If it's done and tests pass I'll create a pull request (assigned to myself) from the feature branch. Then thoroughly review it fully, this really requires discipline. And then let Claude fetch the pull request comments from the Github API and fix them. Again as a longer run that allows me to do other things.
YOLO-mode is helpful for me, because it allows Claude to run for 30 minutes with no oversight which allows me to have a meeting or work on something else. If it requires input or approval every 2 minutes you're not async but essentially spending all your time watching it run.
It's more about having the LLM give you a plan of what it wants to do and how it wants to do it, rather rhan code. Then you can mold the plan to fit what you really want. Then you ask it to actually start writing code.
Even Claude Code lets you approve each change, but it's already writing code according to a plan that you reviewed and approved.

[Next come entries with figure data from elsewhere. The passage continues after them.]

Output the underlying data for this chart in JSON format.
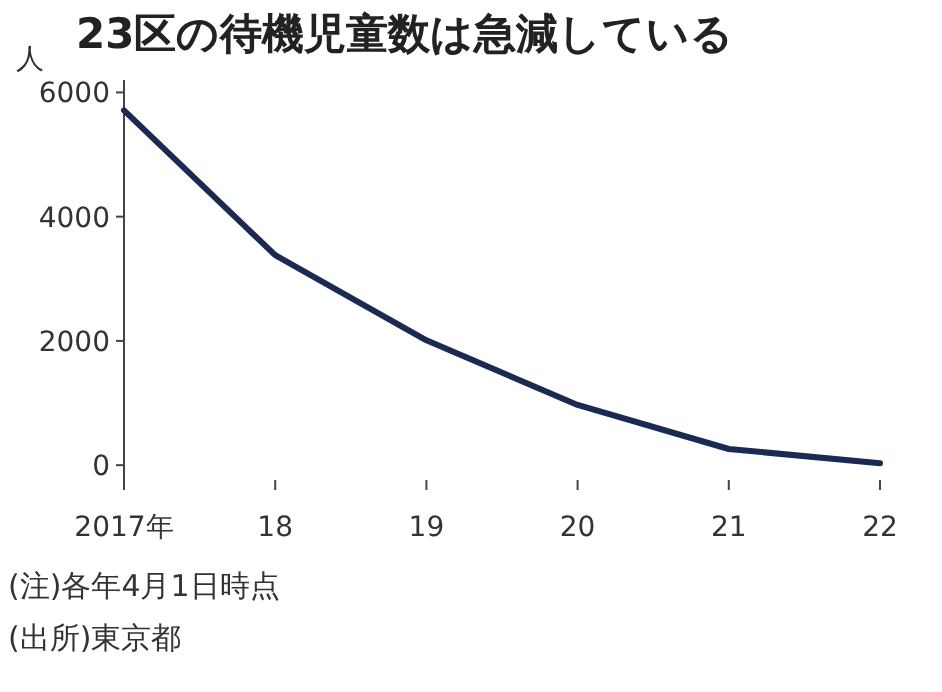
{
  "chart_data": {
    "type": "line",
    "title": "23区の待機児童数は急減している",
    "ylabel": "人",
    "categories": [
      "2017年",
      "18",
      "19",
      "20",
      "21",
      "22"
    ],
    "series": [
      {
        "color": "#1b2a52",
        "values": [
          5710,
          3380,
          2010,
          970,
          260,
          30
        ]
      }
    ],
    "ylim": [
      -400,
      6200
    ],
    "yticks": [
      0,
      2000,
      4000,
      6000
    ],
    "grid": false,
    "marker": "none",
    "line_style": "solid",
    "annotations": [
      "(注)各年4月1日時点",
      "(出所)東京都"
    ]
  }
}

I’ve also had success writing documentation ahead of time (keeping these in a separate repo as docs), and then referencing it for various stages. The doc will have quasi-code examples of various features, and then I can have a models stubbed in one pass, failing tests in the next, etc.
But there’s a guiding light that both the LLM and I can reference.

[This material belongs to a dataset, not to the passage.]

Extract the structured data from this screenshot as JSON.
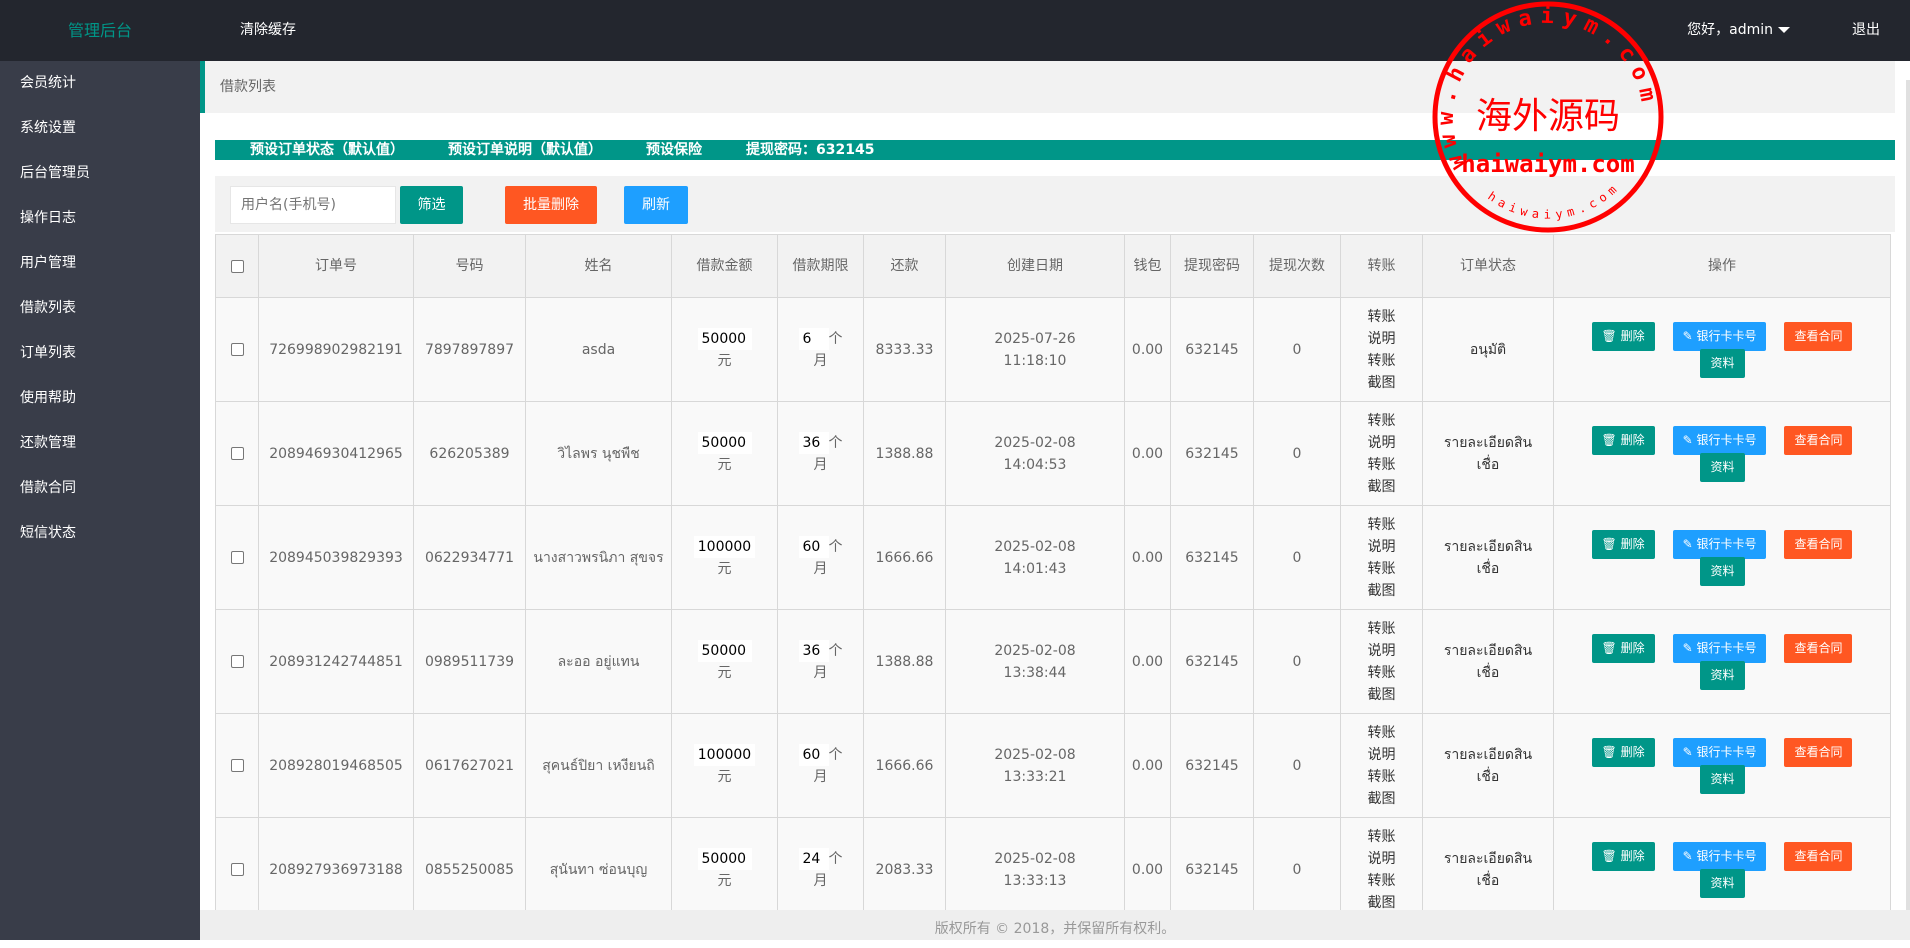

Sometimes I wonder if pseudocode could be better for prompting than expressive human language, because it can follow a structure and be expressive but constrained -- have you seen research on this and whether this an effective technique?
With tools you know ahead of time that they will do the job you expect them to do with very high probability, or fail (with low probability) in some obvious way. With LLMs, there are few tasks you can trust them to do, and you also don't know their failure mode. They can fail yet report success. They work like neither humans nor tools.
An LLM behaves like a highly buggy compiler that too frequently reports success while emitting incorrect code. Not knowing where the bugs are, the only thing you can try to do is write the program in some equivalent way but with different syntax, hoping you won't trigger a bug. That is not a tool programmers often use. Learning to work with such a compiler is a skill, but it's unclear how transferable or lasting that skill is.
If LLMs advance as significantly and as quickly as some believe they will, it may be better to just wait for the buggy compiler to be fixed (or largely fixed). Presumably, much less skill will be required to achieve the same result that requires more skill today.
First, skilled engineers using LLMs to code also think and discuss and stare off into space before the source code starts getting laid down. In fact: I do a lot, lot more thinking and balancing different designs and getting a macro sense of where I'm going, because that's usually what it takes to get an LLM agent to build something decent. But now that pondering and planning gets recorded and distilled into a design document, something I definitely didn't have the discipline to deliver dependably before LLM agents.
Most of my initial prompts to agents start with "DO NOT WRITE ANY CODE YET."
Second, this idea that LLMs are like junior developers that can't learn anything. First, no they're not. Early-career developers are human beings. LLMs are tools. But the more general argument here is that there's compounding value to working with an early-career developer and there isn't with an LLM. That seems false: the LLM may not be learning anything, but I am. I use these tools much more effectively now than I did 3 months ago. I think we're in the very early stages of figuring how to get good product out of them. That's obvious compounding value.